Bernardin et al. (2015) extended this work to a field study of Fortune 500 retail managers (N = 125), finding that leniency was stable across different rating situations — the same raters tended to be lenient regardless of whether they were rating subordinates, peers, or managers. Performance management competence independently predicted rating accuracy, and the most lenient raters were consistently more agreeable, less assertive, and less competent at performance management.

Randall and Sharples (2010) demonstrated that conflict avoidance is a key motivator of leniency. In their experimental study (n = 230), three independent factors predicted inflated ratings of poor performance: high rater Agreeableness, inflated self-ratings from the ratee, and the prospect of future collaboration with the person being rated.

Common Misconceptions

People often assume leniency is a deliberate choice — that raters consciously decide to inflate scores. The research suggests otherwise. Leniency is largely driven by unconscious social motivations: the desire to avoid conflict, the discomfort of delivering negative feedback, and the wish to maintain positive relationships (Randall & Sharples, 2010). This is precisely why it is so difficult to eliminate through instructions alone. Telling raters to "be honest" does not address the underlying psychological pressures that produce inflation.

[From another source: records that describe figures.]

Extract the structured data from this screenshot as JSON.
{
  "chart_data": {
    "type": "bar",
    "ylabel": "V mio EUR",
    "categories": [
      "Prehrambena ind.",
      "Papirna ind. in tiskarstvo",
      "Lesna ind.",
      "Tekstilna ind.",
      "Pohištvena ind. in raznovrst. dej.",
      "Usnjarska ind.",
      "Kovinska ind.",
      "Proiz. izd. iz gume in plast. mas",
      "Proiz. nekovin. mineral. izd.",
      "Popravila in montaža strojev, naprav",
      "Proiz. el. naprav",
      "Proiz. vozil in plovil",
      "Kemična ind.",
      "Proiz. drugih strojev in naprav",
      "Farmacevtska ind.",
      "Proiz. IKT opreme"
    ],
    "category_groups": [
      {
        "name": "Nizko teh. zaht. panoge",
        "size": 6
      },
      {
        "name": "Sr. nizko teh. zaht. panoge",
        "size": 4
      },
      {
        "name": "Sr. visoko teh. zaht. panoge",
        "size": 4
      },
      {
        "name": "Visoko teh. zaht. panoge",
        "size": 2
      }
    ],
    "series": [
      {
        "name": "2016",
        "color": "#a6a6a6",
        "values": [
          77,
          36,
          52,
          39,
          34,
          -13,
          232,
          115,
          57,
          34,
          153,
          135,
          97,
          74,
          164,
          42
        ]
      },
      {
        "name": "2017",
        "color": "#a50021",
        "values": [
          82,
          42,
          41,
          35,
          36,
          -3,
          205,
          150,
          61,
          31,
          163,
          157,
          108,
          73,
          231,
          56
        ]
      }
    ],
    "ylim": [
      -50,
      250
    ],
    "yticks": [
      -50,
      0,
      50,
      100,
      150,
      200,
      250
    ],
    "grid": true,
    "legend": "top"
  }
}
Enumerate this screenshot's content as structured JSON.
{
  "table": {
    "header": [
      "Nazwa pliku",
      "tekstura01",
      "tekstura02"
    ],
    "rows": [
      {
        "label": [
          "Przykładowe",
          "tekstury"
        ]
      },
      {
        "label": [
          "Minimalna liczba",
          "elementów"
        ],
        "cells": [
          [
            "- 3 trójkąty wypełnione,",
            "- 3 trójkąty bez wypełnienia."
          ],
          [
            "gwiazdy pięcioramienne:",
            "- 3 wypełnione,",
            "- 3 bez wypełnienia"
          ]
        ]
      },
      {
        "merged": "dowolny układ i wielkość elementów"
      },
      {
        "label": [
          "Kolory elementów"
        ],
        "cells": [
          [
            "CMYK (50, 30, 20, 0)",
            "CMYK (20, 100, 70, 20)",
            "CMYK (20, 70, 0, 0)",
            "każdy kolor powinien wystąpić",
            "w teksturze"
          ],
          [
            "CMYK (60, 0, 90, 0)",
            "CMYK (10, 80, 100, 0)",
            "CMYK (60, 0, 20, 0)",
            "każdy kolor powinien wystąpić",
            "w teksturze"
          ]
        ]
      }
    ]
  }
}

How This Connects to Better Hiring

Leniency bias explains why unstructured references and open-ended letters of recommendation produce ratings that are overwhelmingly positive and virtually indistinguishable across candidates. The solution is structural: behaviorally anchored questions, consistent rating scales, and formats that require raters to make specific comparisons rather than global judgments. Structure does not eliminate leniency entirely, but it reduces its impact by channeling raters toward more precise, differentiated assessments.